I had an NC10, was superb, my only issue is the res of the screen is too low, but then that's standard res for a netbook. Build quality was sturdy (for a netbook) nothing glossy or amazing, not on the same level as my Vaio P, but then that was £800, not £300. As £300 I would be tempted to add an inch to the screen, make it a "HD" res, and have ION. Would 100% recommend the NC10 either way, solid 6 hours battery life is awesome.

Samsung warranties are very good too, just had a HDD sent away for RMA and got a new one back within 28 days.
 
I can't really fit ION and HD on £300, at least not on any of the etailers I've looked at... :confused: The only one within the budget is the HP 310c which has ION for £310, but that one only has Windows XP and no multitouch touchpad, things which would make working on a tiny netbook for extended periods of time much more tolerable.

The closest that ION gets to my £300 budget (that I could find at least) is the Samsung N510 for £385ish and the Asus 1201N, which at £400 is even more expensive (but might be worthwhile as it has a dual-core CPU, whereas the N510's 1-core Atom would be a bottleneck on the ION GPU, meaning I wouldn't be makign the most of my investment).There's also the HP Pavilion DM1-1102SA for about the same price range (£380) which has an Intel 4500. Frankly HP are stupid to price it that high, because the only reason anyone would pick the 4500 over an ION at the same price would be if they really needed every second of battery life they could spare.

Anyway, that's the closest netbooks get to having a discrete GPU at my £~300 budget, that I could find, unless anyone is aware of any other models I should be looking at?
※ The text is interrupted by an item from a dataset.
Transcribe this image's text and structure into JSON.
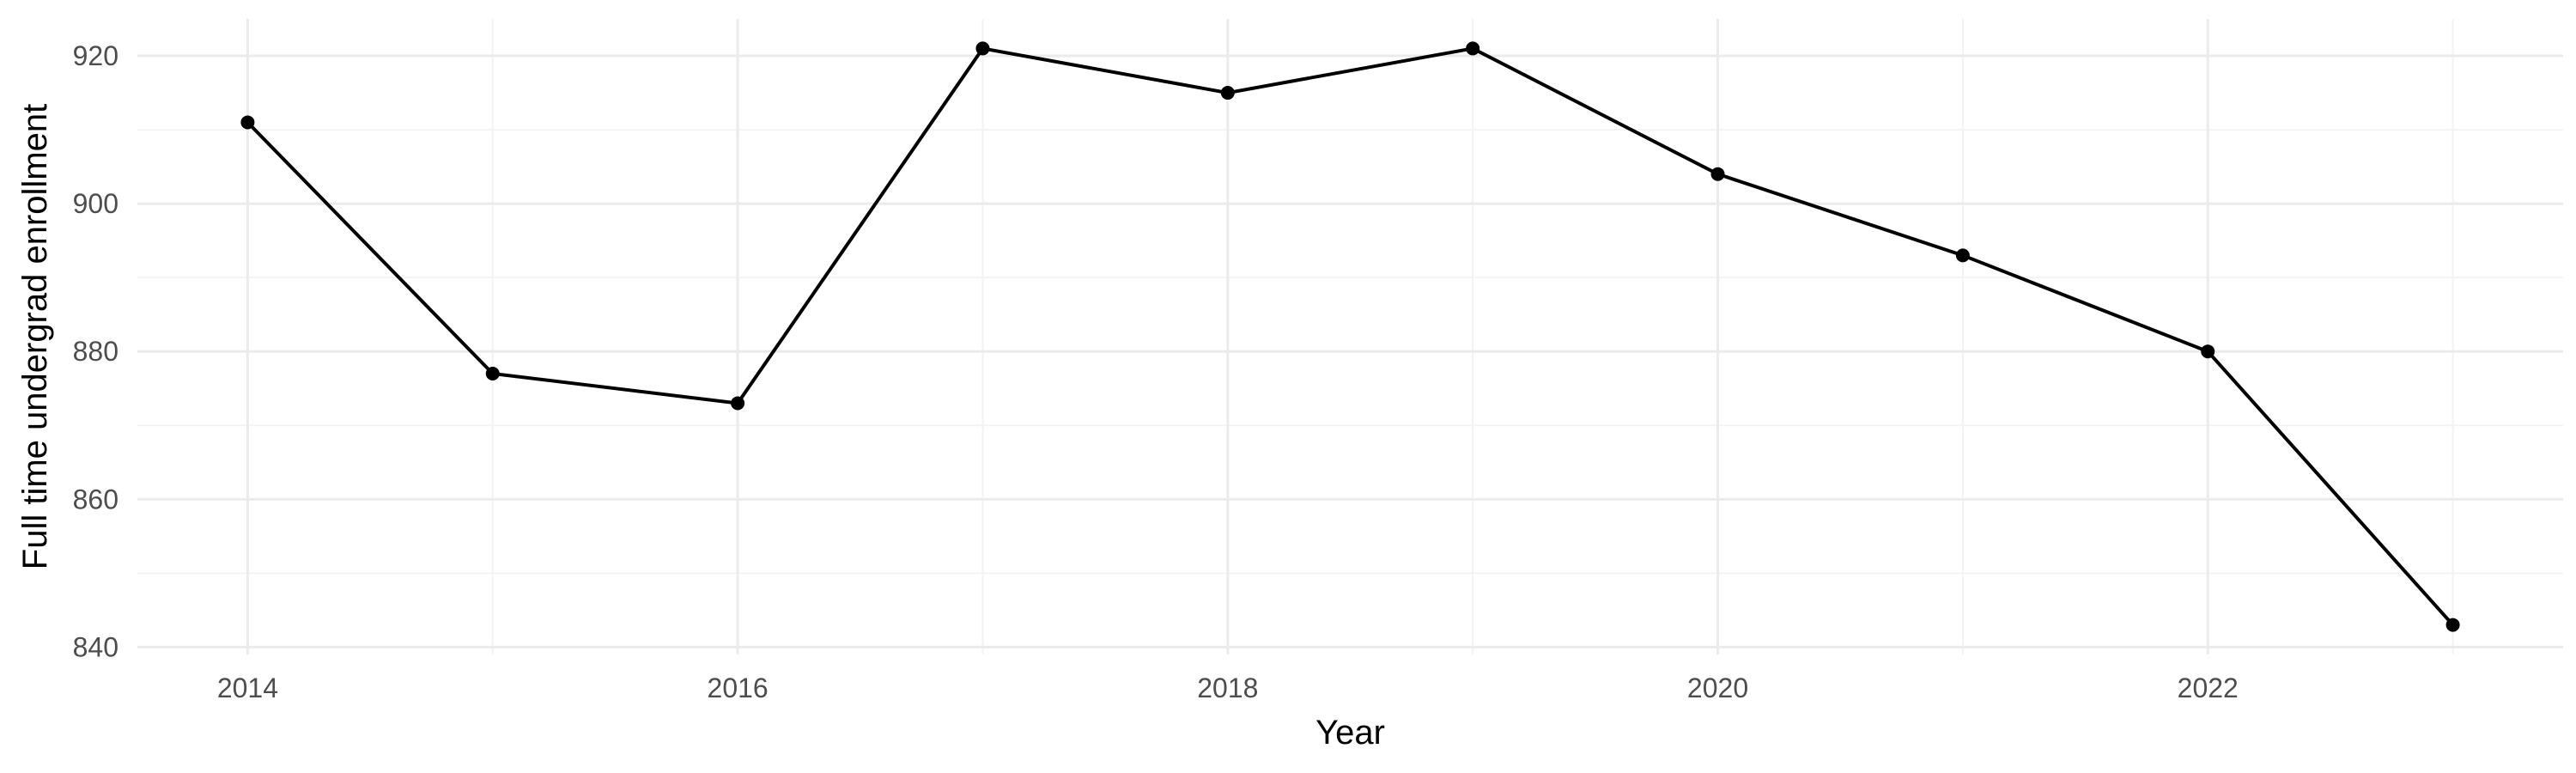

I'm open to brands other than Samsung and Asus, I simply trust those the most.
 
I meant if I was spending £300, I would be tempted to spend £385 on something which did a bit more.

Depends on what you want it for though. The NC10 is a super single core, non-ION netbook.
 
You saying if I'm not willing to go up to £380 there's no point in going up to £300 either and I should spend less? I know there's cheaper netbooks about, I was just really keen on multitouch and Windows 7 and I can't seem to find it for less than £270-280.
 
I think he's saying that it's hard to be sure as we don't know what you'll use it for. I'm very fond of my netbook, but if I ask it to do anything computationally intense it falls over. Reviews of the dual core atom I read a while back suggested about 10% better performance for the second core, this never made any sense to me but is good reason to find comparitive reviews if looking at the Asus
 
Office work and internet browsing will be its main function (which is why I want a multitouch touchpad). I might need to very occasionally do some light video editing on there as well, which I know it'll be about five times slower than my desktop pc at, but it'll only be a last resort thing. Whatever else I'll do with it depends on how powerful it'll be, ie. if it can decode HD video without falling over I'll stick a few movies on there to watch on the road, if I go for ION graphics I might do some light 3D gaming, but, basically, whatever else it can do will be a bonus.